How We Lost Universal Healthcare

Bethesda, Md.

An addendum to Nelson Lichtenstein’s “Time for Another Reuther Plan” [June 1]: in 1968 Walter Reuther announced the organization of the Committee for National Health Insurance and enlisted 100 leading Americans to join in working toward a single-payer health insurance system. He recruited me as executive director of the Committee of 100 for National Health Insurance (we had first met as members of President Kennedy’s Medicare Task Force). Not present among the 100 were any leaders of the auto industry.

Walter and his top VP, Leonard Woodcock, spent hours with General Motors officials, extolling the economic and social values of national health versus the burdensome Blue Cross and Major Medical premiums, which even then had become a competitive and wage drag on GM, its employees and retirees. Walter emerged from the meeting and said to me, “There’s something more important to them than their own self-interest.” He had made an offer that union leaders of lesser stature would not have dared to make: under a comprehensive national health plan he would ask no more in collective bargaining than the benefits provided under that plan. His urging that they join in working to enact such a plan was flatly rejected. If it had been accepted, GM–certainly followed by Ford and Chrysler, and by most US manufacturers–could have produced enactment of a national health plan, probably during the Nixon administration.

After denouncing the Reuther effort early in 1969, Nixon–persuaded by favorable media reports about Reuther’s plan–recanted that July, saw “a massive healthcare crisis” and vowed to act. Six months later Walter died in a plane crash.
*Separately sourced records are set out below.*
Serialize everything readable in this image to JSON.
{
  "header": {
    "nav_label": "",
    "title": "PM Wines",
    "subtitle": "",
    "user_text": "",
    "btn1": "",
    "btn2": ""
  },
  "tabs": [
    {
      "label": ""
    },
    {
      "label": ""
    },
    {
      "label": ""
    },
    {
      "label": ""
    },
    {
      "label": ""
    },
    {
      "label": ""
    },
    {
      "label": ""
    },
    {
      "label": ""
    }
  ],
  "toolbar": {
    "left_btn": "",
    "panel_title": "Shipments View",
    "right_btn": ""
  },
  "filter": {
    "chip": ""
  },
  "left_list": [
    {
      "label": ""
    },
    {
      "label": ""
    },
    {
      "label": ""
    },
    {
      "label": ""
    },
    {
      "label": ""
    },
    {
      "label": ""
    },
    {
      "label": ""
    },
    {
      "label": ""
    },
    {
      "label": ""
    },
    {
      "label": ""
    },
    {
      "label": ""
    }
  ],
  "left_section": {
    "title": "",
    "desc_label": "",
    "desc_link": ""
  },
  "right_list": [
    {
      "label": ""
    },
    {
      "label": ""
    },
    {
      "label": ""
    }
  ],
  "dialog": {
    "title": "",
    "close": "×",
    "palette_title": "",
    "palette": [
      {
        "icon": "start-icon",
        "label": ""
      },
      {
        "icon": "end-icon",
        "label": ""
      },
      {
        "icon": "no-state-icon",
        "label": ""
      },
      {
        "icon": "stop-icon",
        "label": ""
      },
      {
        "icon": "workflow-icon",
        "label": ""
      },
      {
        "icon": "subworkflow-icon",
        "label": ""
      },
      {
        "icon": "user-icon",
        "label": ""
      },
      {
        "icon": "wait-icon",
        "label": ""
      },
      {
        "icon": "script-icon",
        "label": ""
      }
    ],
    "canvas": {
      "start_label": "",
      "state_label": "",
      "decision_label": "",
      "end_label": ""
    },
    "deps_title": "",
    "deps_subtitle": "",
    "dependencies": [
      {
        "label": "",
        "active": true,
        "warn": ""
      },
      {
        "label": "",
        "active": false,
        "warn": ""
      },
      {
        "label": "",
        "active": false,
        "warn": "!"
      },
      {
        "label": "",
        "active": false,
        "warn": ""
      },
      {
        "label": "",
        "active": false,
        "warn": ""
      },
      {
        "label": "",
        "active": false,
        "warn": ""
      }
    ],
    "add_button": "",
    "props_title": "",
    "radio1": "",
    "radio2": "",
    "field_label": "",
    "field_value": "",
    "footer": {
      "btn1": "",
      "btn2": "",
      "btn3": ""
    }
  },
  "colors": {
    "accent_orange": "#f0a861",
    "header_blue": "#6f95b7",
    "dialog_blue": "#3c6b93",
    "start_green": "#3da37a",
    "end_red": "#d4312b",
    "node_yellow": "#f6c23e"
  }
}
In 1973 Nixon, buffeted by Watergate, offered a health plan based on employer mandates.

MAX FINE



Dirty Harry Comes Clean

Vista, Calif.

Akiva Gottlieb seems to argue in “Last Man Standing” [June 1] that Clint Eastwood is Dirty Harry and Dirty Harry is Clint Eastwood. Both are right-wing martyrs until death do them part. I’m no Eastwood groupie, but I disagree wholeheartedly with this hypothesis, especially Gottlieb’s statement about Eastwood’s latest film. “Gran Torino,” he writes, “never entertains the idea that America is a country defined by its immigrants and not by John Wayne.” Baloney. True, Walt Kowalski (Eastwood) is a typical white retiree, suspicious and disdainful of his new Hmong neighbors. But through a series of conflicts he comes to realize that these Asian immigrants embody the values of hard work, sacrifice, community and family that his own children and grandchildren have abandoned. At one point he looks in a mirror and says, “I have more in common with these Chinks than with my own family.”
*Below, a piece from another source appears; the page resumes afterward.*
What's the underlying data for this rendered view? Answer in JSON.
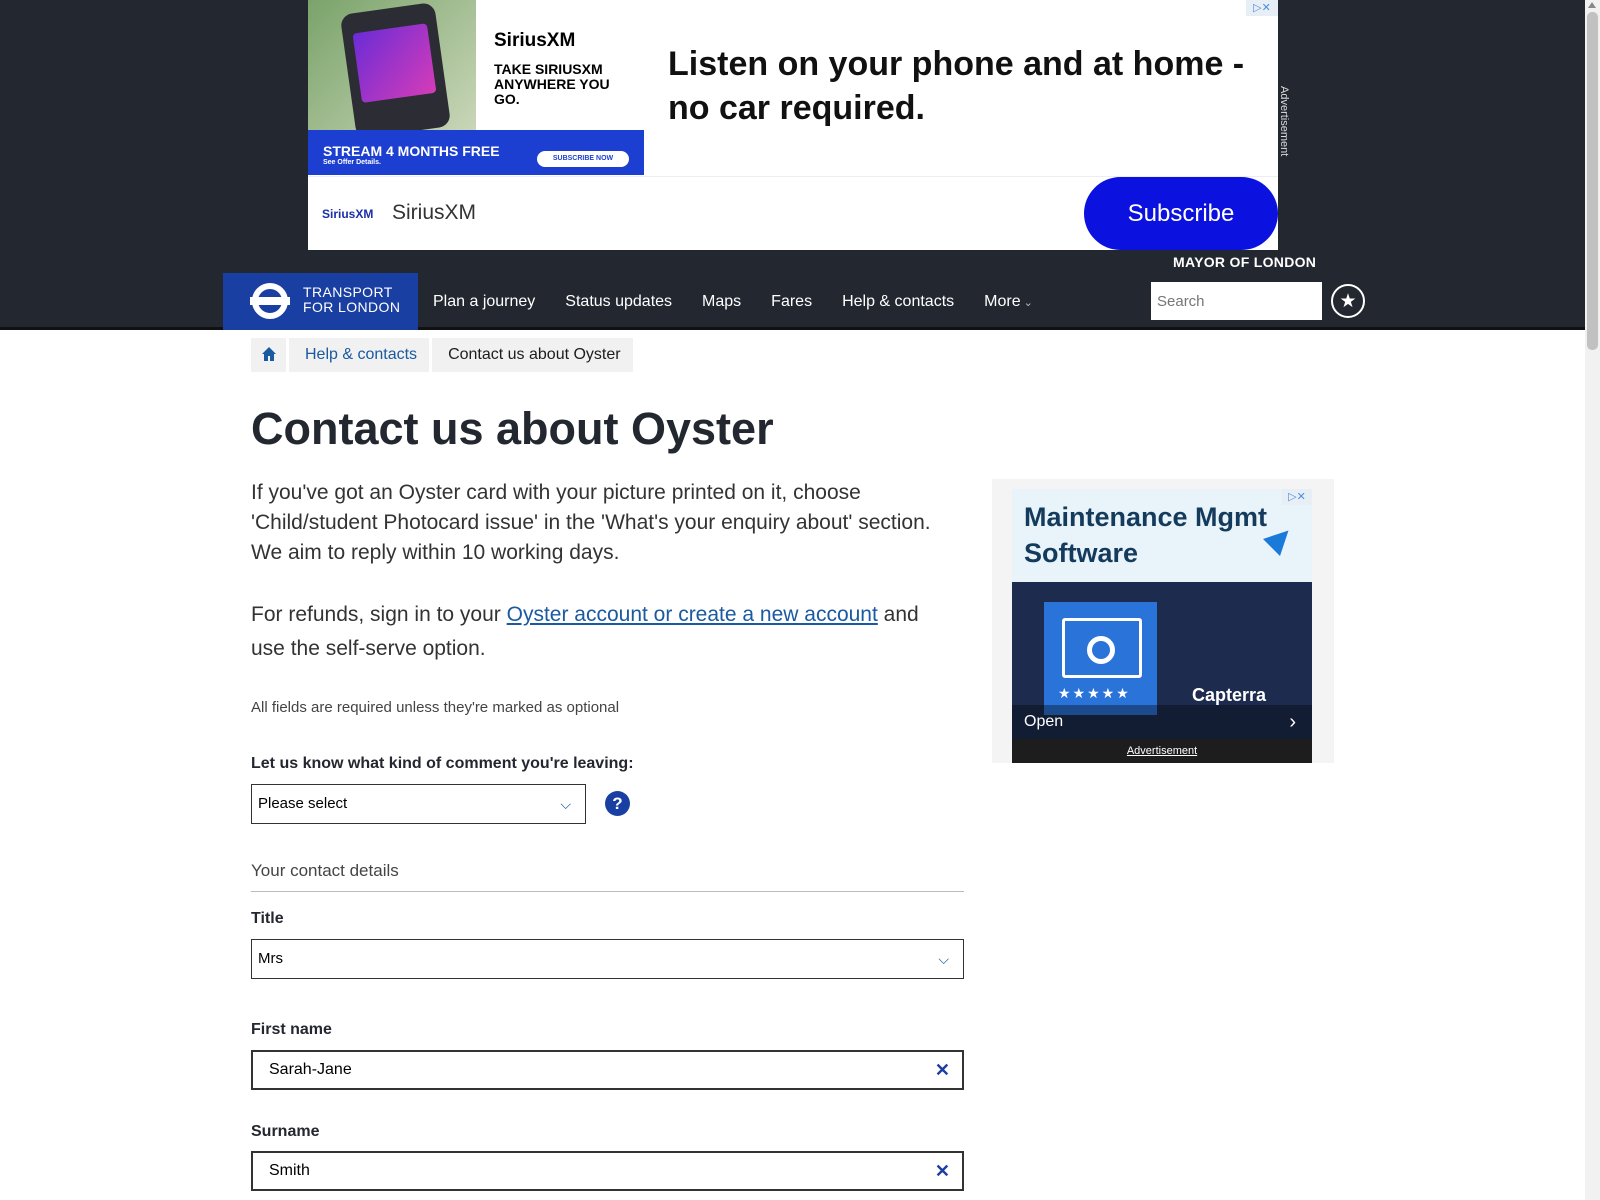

If this is Dirty Harry, then it is Dirty Harry matured, seasoned and redeemed. This is why my wife makes the film required viewing for college students in her intercultural communication class. And this is why I consider it one of Eastwood’s best performances, Oscar or no Oscar.

MARK R. DAY


New Haven, Conn.

Slavoj Zizek once said that the true measure of a nonracist encounter is to be able to insult one another and know the sentiment is not serious; PC aloofness hides its own bigotry. The humorless Akiva Gottlieb takes deep offense at Eastwood’s latest film on this elitist ground, reviving the 1970s labeling of Clint as a fascist. In praising The Wrestler‘s cynicism over Gran Torino‘s sincere effort at multiculturalism, Gottlieb reinforces the same holier-than-thou attitude that has censored discussion on race since the Reagan era. Eastwood’s values are conservative, but he doesn’t deserve to be treated like a fundamentalist.